Plasmid transfection for the ssHA-FLAG-CCKAR and the NanoBiT-Gi sensor was performed according to the same procedure as described in the “NanoBiT-G-protein-dissociation assay”. One day after transfection, the cells were collected by adding 200 μl of 0.53 mM EDTA-containing Dulbecco’s PBS (D-PBS), followed by 200 μl of 5 mM HEPES (pH 7.4)-containing Hank’s Balanced Salt Solution (HBSS). The cell suspension was transferred to a 96-well V-bottom plate in duplicate and fluorescently labeled with an anti-FLAG epitope (DYKDDDDK) tag monoclonal antibody (Clone 1E6, FujiFilm Wako Pure Chemicals, cat no. 012-22384; 10 μg per ml diluted in 2% goat serum- and 2 mM EDTA-containing D-PBS (blocking buffer)) and a goat anti-mouse IgG secondary antibody conjugated with Alexa Fluor 488 (Thermo Fisher Scientific, cat no. A11001; 10 μg per ml diluted in the blocking buffer). After washing with D-PBS, the cells were resuspended in 200 μl of 2 mM EDTA-containing-D-PBS and filtered through a 40-μm filter. The fluorescent intensity of single cells was quantified by an EC800 flow cytometer equipped with a 488 nm laser (Sony). The fluorescent signal derived from Alexa Fluor 488 was recorded in an FL1 channel, and the flow cytometry data were analyzed with the FlowJo software (FlowJo).

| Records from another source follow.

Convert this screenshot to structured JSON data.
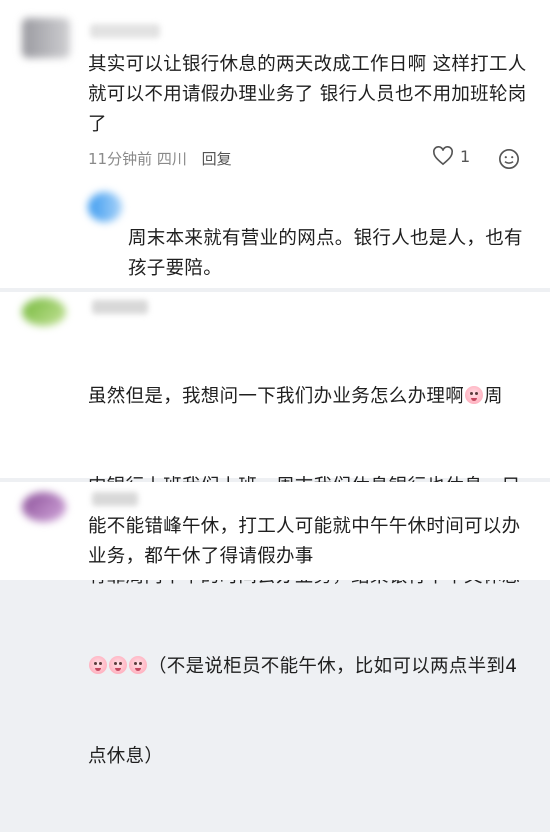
{
  "comment1": {
    "text": "其实可以让银行休息的两天改成工作日啊 这样打工人就可以不用请假办理业务了 银行人员也不用加班轮岗了",
    "time": "11分钟前",
    "location": "四川",
    "reply_label": "回复",
    "like_count": "1",
    "reply": {
      "text": "周末本来就有营业的网点。银行人也是人，也有孩子要陪。"
    }
  },
  "comment2": {
    "text_line1": "虽然但是，我想问一下我们办业务怎么办理啊",
    "text_line1b": "周",
    "text_line2": "内银行上班我们上班，周末我们休息银行也休息，只",
    "text_line3": "有靠周内中午的时间去办业务，结果银行中午又休息",
    "text_line4": "（不是说柜员不能午休，比如可以两点半到4",
    "text_line5": "点休息）",
    "emoji_name": "crying-face-emoji"
  },
  "comment3": {
    "text": "能不能错峰午休，打工人可能就中午午休时间可以办业务，都午休了得请假办事"
  },
  "colors": {
    "background": "#eef0f3",
    "card": "#ffffff",
    "meta_text": "#8a8a8a"
  }
}
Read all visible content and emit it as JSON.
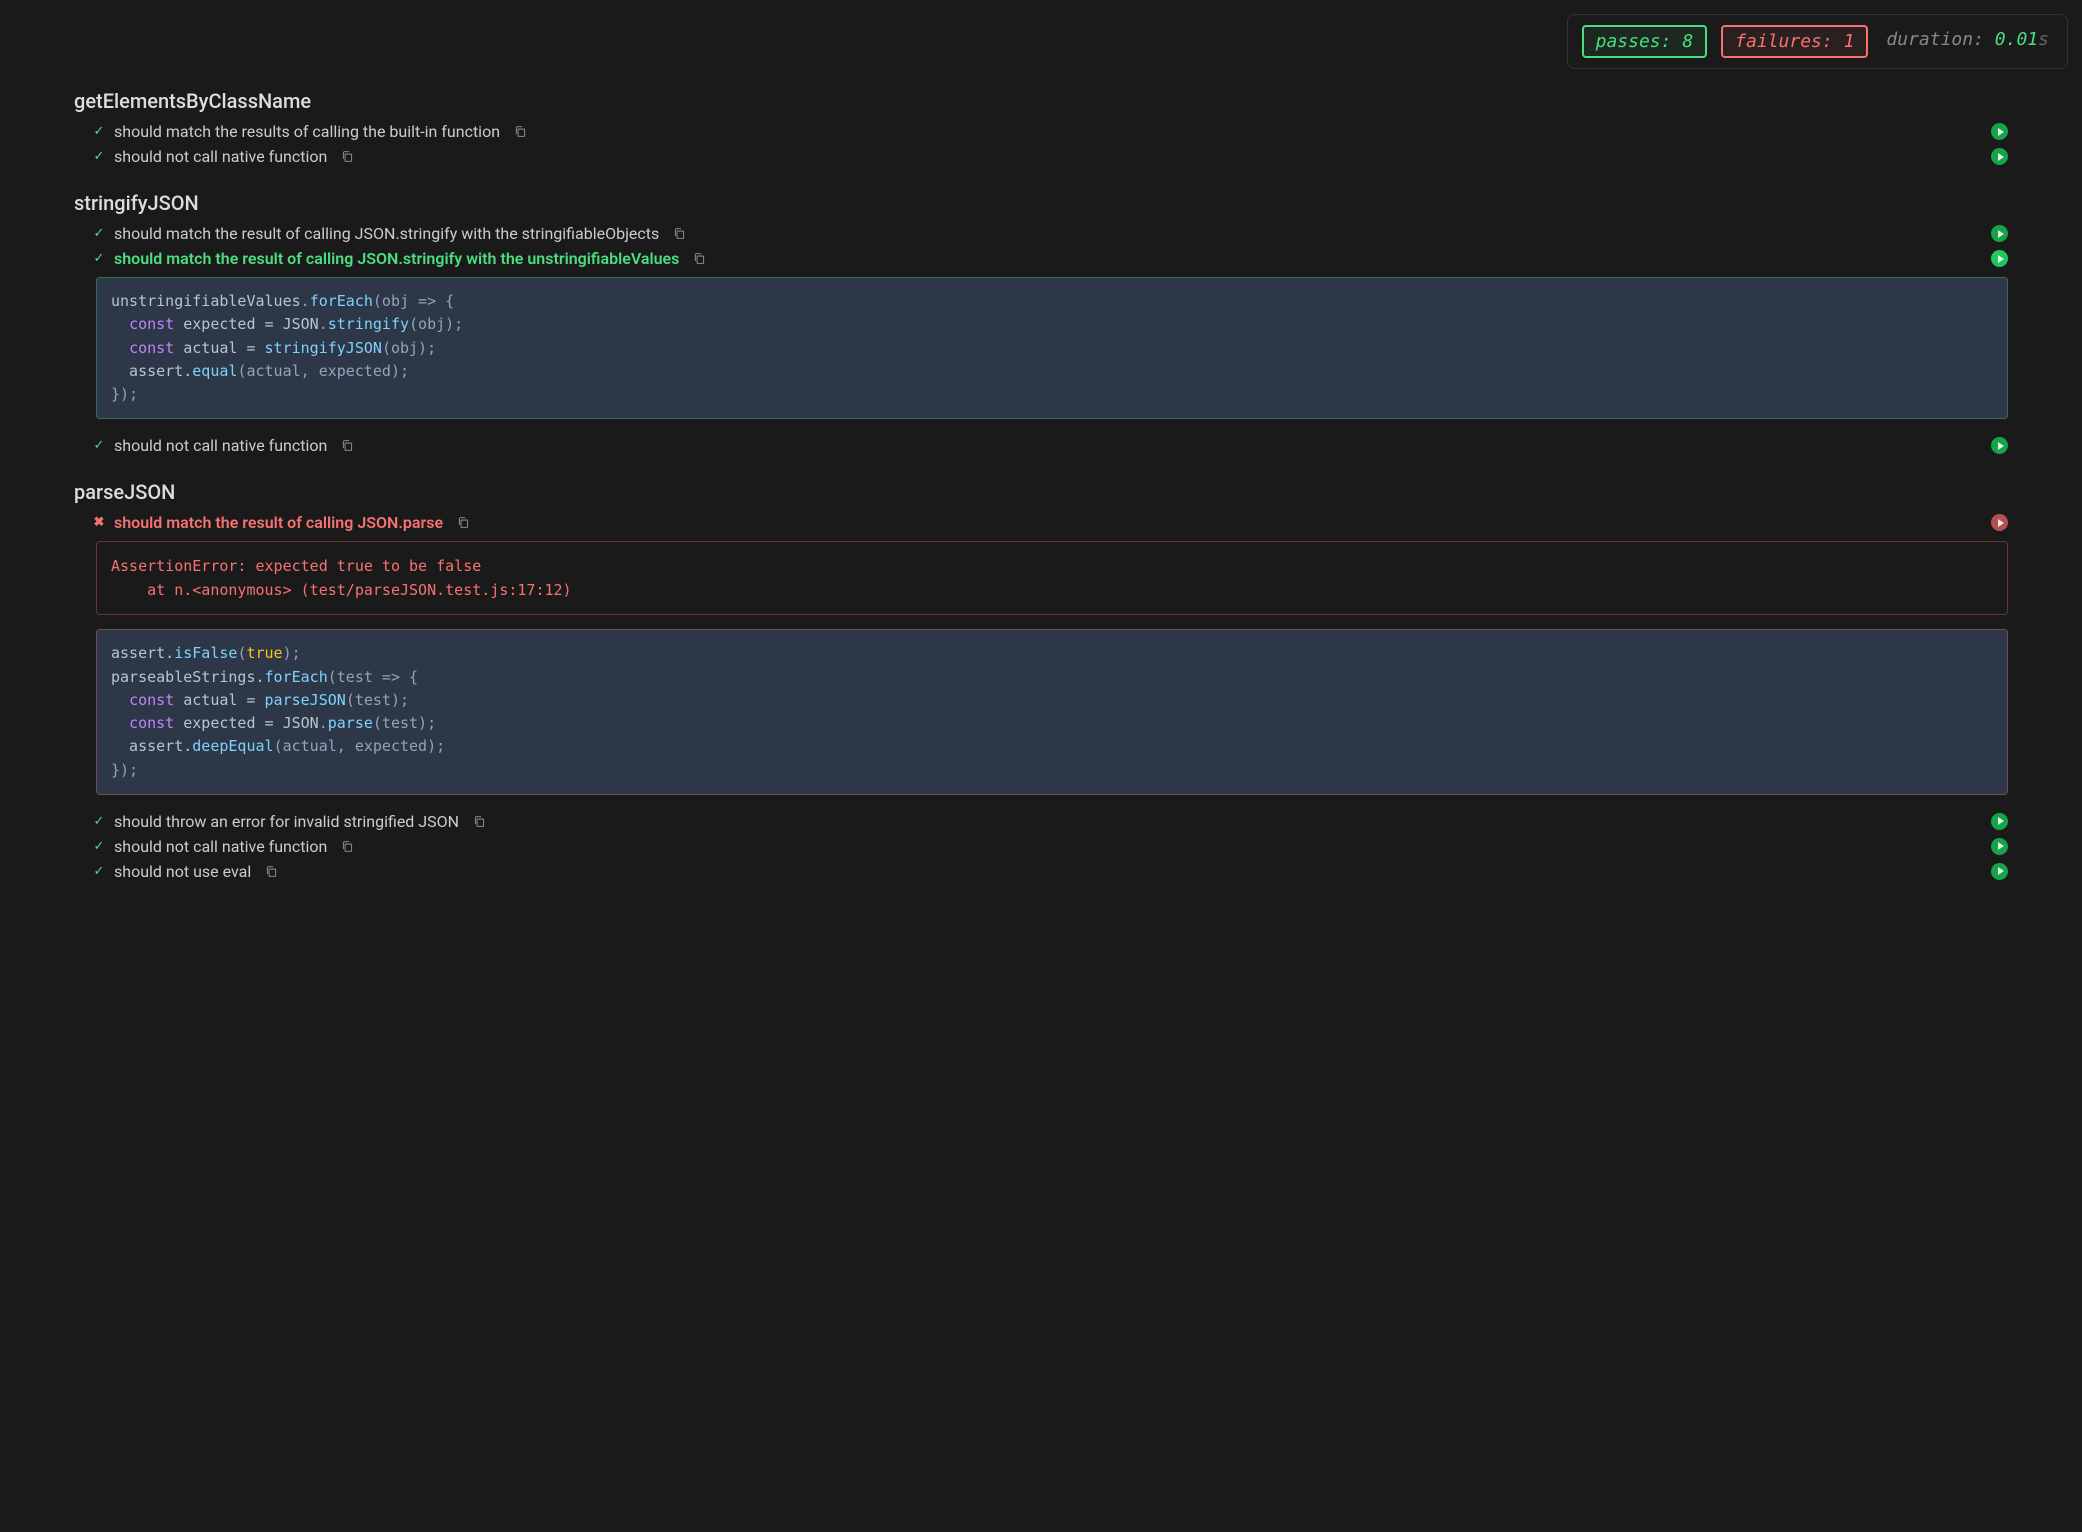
{
  "stats": {
    "passes_label": "passes:",
    "passes_count": "8",
    "failures_label": "failures:",
    "failures_count": "1",
    "duration_label": "duration:",
    "duration_value": "0.01",
    "duration_unit": "s"
  },
  "suites": [
    {
      "title": "getElementsByClassName",
      "tests": [
        {
          "status": "pass",
          "label": "should match the results of calling the built-in function",
          "play": "pass"
        },
        {
          "status": "pass",
          "label": "should not call native function",
          "play": "pass"
        }
      ]
    },
    {
      "title": "stringifyJSON",
      "tests": [
        {
          "status": "pass",
          "label": "should match the result of calling JSON.stringify with the stringifiableObjects",
          "play": "pass"
        },
        {
          "status": "pass",
          "label": "should match the result of calling JSON.stringify with the unstringifiableValues",
          "play": "highlighted",
          "highlighted": true,
          "code": {
            "l0_a": "unstringifiableValues",
            "l0_b": ".",
            "l0_c": "forEach",
            "l0_d": "(obj => {",
            "l1_a": "  ",
            "l1_b": "const",
            "l1_c": " expected = ",
            "l1_d": "JSON",
            "l1_e": ".",
            "l1_f": "stringify",
            "l1_g": "(obj);",
            "l2_a": "  ",
            "l2_b": "const",
            "l2_c": " actual = ",
            "l2_d": "stringifyJSON",
            "l2_e": "(obj);",
            "l3_a": "  assert.",
            "l3_b": "equal",
            "l3_c": "(actual, expected);",
            "l4_a": "});"
          }
        },
        {
          "status": "pass",
          "label": "should not call native function",
          "play": "pass"
        }
      ]
    },
    {
      "title": "parseJSON",
      "tests": [
        {
          "status": "fail",
          "label": "should match the result of calling JSON.parse",
          "play": "fail",
          "error": {
            "l0": "AssertionError: expected true to be false",
            "l1": "    at n.<anonymous> (test/parseJSON.test.js:17:12)"
          },
          "code": {
            "l0_a": "assert.",
            "l0_b": "isFalse",
            "l0_c": "(",
            "l0_d": "true",
            "l0_e": ");",
            "l1_a": "parseableStrings.",
            "l1_b": "forEach",
            "l1_c": "(test => {",
            "l2_a": "  ",
            "l2_b": "const",
            "l2_c": " actual = ",
            "l2_d": "parseJSON",
            "l2_e": "(test);",
            "l3_a": "  ",
            "l3_b": "const",
            "l3_c": " expected = ",
            "l3_d": "JSON",
            "l3_e": ".",
            "l3_f": "parse",
            "l3_g": "(test);",
            "l4_a": "  assert.",
            "l4_b": "deepEqual",
            "l4_c": "(actual, expected);",
            "l5_a": "});"
          }
        },
        {
          "status": "pass",
          "label": "should throw an error for invalid stringified JSON",
          "play": "pass"
        },
        {
          "status": "pass",
          "label": "should not call native function",
          "play": "pass"
        },
        {
          "status": "pass",
          "label": "should not use eval",
          "play": "pass"
        }
      ]
    }
  ]
}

Live cells were gated with a forward scatter (FS-Peak-Lin) cutoff at the 390 setting, with a gain value of 1.7. Values of mean fluorescence intensity (MFI) from approximately 20,000 cells per sample were used for analysis. Typically, we obtained an MFI value of 2000 (arbitrary unit) for WT CCKAR and 20 for the mock transfection. For each experiment, we normalized an MFI value of the mutants by that of WT performed in parallel and denoted relative levels.

Clustering of G-proteins complex conformations

We compared G_i/o and G_s complexes by performing Root Mean Square Deviation (RMSD)-based clustering. To calculate RMSD, we created a list of consensus positions based on all the sequences of GPCR and all G-protein in 362 complexes, by first mapping PDB residues to Uniprot canonical sequences via SIFTS⁴⁵ and then to GPCRdb consensus numbers³¹. We considered 141 GPCR and 73 G-protein consensus positions defining respectively the consensus core of the 7TM domain and the Ras GTPase domain solved in all experimental structures. The complexes were fitted using the Cα atoms of the GPCR core, while the Cα of the G-protein core were used to calculate the RMSD after superimposition. Calculations were performed using the Superimposer function of the PDB Biopython module⁵⁴ (version 1.78) through customized scripts. We performed hierarchical clustering on RMSD using the Ward method with Euclidean distance as metrics, using the clustermap function from seaborn library (version 0.11.1). We compared the distribution of the RMSD calculated among complexes of the G_i/o and G_s groups using a Wilcoxon rank-sum test. Results were displayed through matplotlib (https://matplotlib.org/) and seaborn (https://seaborn.pydata.org/) libraries using customized python scripts. We also calculated the root mean squared fluctuations of the G-protein consensus positions using the following equation:

$${\rho }_{i}=\sqrt{\left\langle {\left({x}_{i}-{x}_{i}^{{\prime} }\right)}^{2}\right\rangle }$$

(2)

where ${x}_{i}$ is the coordinate of particle i and ${x}_{i}^{{\prime} }$ is the coordinate of particle i in the reference structure ‘, which is the complex with the least RMSD deviation from the other complexes (i.e. centroid) in the G_s (PDB: 8E3X) and G_i/o (PDB: 8F7S) groups.

We compared G_s and G_i/o groups RMSFs by performing a Wilcoxon test and we plotted each position and its standard deviation.

Analysis of GPCR-Gα subunit binding energy with Rosetta

To analyze the GPCR-Gα interface in a 3D structural model, we first relaxed the structure using the Rosetta relax application⁵⁵, using backbone constraints. Then we ran Rosetta InterfaceAnalyzer³⁶ (https://www.rosettacommons.org/docs/latest/application_documentation/analysis/interface-analyzer), from RosettaCommon software suite (version 2021.16.61629), specifying the chains of the GPCR and the Gα which are interacting in the complex. This protocol takes a multichain complex as input and computes a new structure in which the two chains of interest are separated. The interface energy and the ∆SASA are calculated as the difference in energy and SASA in the bound and unbound structure. We run InterfaceAnalyzer with the “-pack_input” and “-pack_separated” flags to optimize the side chain configuration before and after separating the chains. If a nanobody was present in a structure, we removed it before the relaxation step, to limit its influence on the analysis.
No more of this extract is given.